The output shows that the “usbdrive” has been successfully mounted in Linux. 

Example 4: Mounting an ISO Image

To mount an ISO image file, the “loop” option is utilized with “o” that specifies the mount option. In our case, the “TinyIsoTest.iso” image file that is located in the home directory is selected as the source and specify the “/media/iso” as a destination for mounting purposes:   

$ sudo mount ~/TinyIsoTest.iso /media/iso -o loop

The output shows that “/media/iso” has been mounted on the file system.

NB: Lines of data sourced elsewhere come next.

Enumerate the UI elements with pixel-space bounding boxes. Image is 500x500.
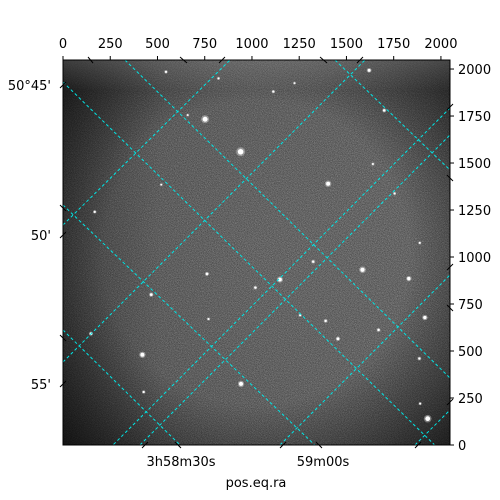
star: [237, 148, 244, 155]
image-plane: [63, 60, 450, 445]
world-axis-tick: [279, 441, 287, 449]
dec-tick-label-2: 50': [31, 229, 51, 244]
coordinate-grid-line: [63, 60, 231, 226]
x-pixel-tick-label: 0: [59, 37, 67, 52]
x-pixel-tick-label: 1500: [330, 37, 363, 52]
star: [278, 277, 282, 282]
star: [217, 77, 220, 80]
x-pixel-tick-label: 2000: [424, 37, 457, 52]
star: [360, 267, 365, 272]
image-top-glow: [63, 60, 450, 445]
dec-tick-label-1: 50°45': [8, 79, 51, 94]
star: [382, 109, 386, 112]
coordinate-grid-line: [124, 60, 450, 379]
star: [377, 328, 380, 332]
star: [272, 90, 275, 93]
world-axis-tick: [446, 103, 454, 111]
star: [164, 70, 168, 73]
star: [371, 162, 374, 165]
world-axis-tick: [59, 334, 67, 342]
y-pixel-tick-label: 250: [458, 392, 483, 407]
star: [367, 68, 371, 72]
world-axis-tick: [446, 174, 454, 182]
y-pixel-tick-label: 1250: [458, 204, 491, 219]
star: [418, 357, 421, 360]
y-pixel-tick-label: 500: [458, 345, 483, 360]
y-pixel-tick-label: 2000: [458, 63, 491, 78]
star: [326, 181, 331, 186]
x-pixel-tick-label: 1000: [235, 37, 268, 52]
x-pixel-tick-label: 750: [192, 37, 217, 52]
star: [311, 260, 315, 263]
ra-tick-label-1: 3h58m30s: [146, 455, 215, 470]
world-axis-tick: [446, 304, 454, 312]
world-axis-tick: [218, 56, 226, 64]
star: [293, 82, 296, 85]
y-pixel-tick-label: 1000: [458, 251, 491, 266]
star: [336, 337, 340, 341]
star: [207, 318, 210, 321]
coordinate-grid-line: [63, 81, 436, 445]
star: [324, 319, 327, 323]
star: [149, 293, 153, 297]
y-pixel-tick-label: 1750: [458, 110, 491, 125]
world-axis-tick: [356, 56, 364, 64]
star: [202, 116, 208, 122]
plot-frame: [62, 59, 451, 446]
coordinate-grid-line: [63, 204, 316, 445]
star: [142, 390, 145, 394]
x-pixel-tick-label: 250: [98, 37, 123, 52]
coordinate-grid-line: [334, 60, 450, 171]
y-pixel-tick-label: 0: [458, 439, 466, 454]
world-axis-tick: [141, 441, 149, 449]
coordinate-grid-line: [139, 134, 450, 445]
world-axis-tick: [174, 441, 182, 449]
x-pixel-tick-label: 1750: [377, 37, 410, 52]
star: [239, 381, 244, 386]
x-pixel-tick-label: 1250: [283, 37, 316, 52]
world-axis-tick: [59, 81, 67, 89]
x-pixel-tick-label: 500: [145, 37, 170, 52]
world-axis-tick: [315, 441, 323, 449]
y-pixel-tick-label: 1500: [458, 157, 491, 172]
coordinate-grid-line: [279, 274, 450, 445]
world-axis-tick: [59, 204, 67, 212]
star: [393, 192, 396, 195]
star: [418, 241, 421, 244]
world-axis-tick: [446, 398, 454, 406]
star: [140, 352, 145, 357]
world-axis-tick: [414, 441, 422, 449]
star: [186, 114, 189, 116]
dec-tick-label-3: 55': [31, 378, 51, 393]
x-axis-title: pos.eq.ra: [226, 476, 287, 491]
y-pixel-tick-label: 750: [458, 298, 483, 313]
world-axis-tick: [179, 56, 188, 64]
world-axis-tick: [446, 263, 454, 271]
star: [423, 315, 427, 320]
star: [205, 272, 209, 276]
world-axis-tick: [59, 231, 67, 239]
star: [425, 416, 431, 422]
star: [93, 210, 96, 213]
star: [419, 402, 422, 405]
world-axis-tick: [87, 56, 94, 64]
star: [160, 183, 163, 186]
ra-tick-label-2: 59m00s: [297, 455, 350, 470]
star: [407, 276, 411, 281]
world-axis-tick: [319, 56, 328, 64]
star: [254, 286, 257, 289]
coordinate-grid-line: [414, 409, 450, 445]
world-axis-tick: [59, 380, 67, 388]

Example 5: Mounting a File System at Boot Time

In this example, the user can add the command to the “/etc/fstab” file for mounting the file system at the boot time:

$ sudo nano /etc/fstab

It navigates the particular mentioned file, add below line to make the file system mount at the time of booting:  

$ /dev/sda3 /mnt/data ext4 defaults 0 0

After saving a file through the “CTRL+S” key, restart the system to configure all the dependent files in the system.


Linux offers the “mount” command to mount the file system or partition on a specific directory. Using this command, you can display all or specific mounted file systems, mount a USB drive or an iso image, and mount a file system at boot time. This blog has briefly demonstrated the “mount” command with various examples in Linux systems.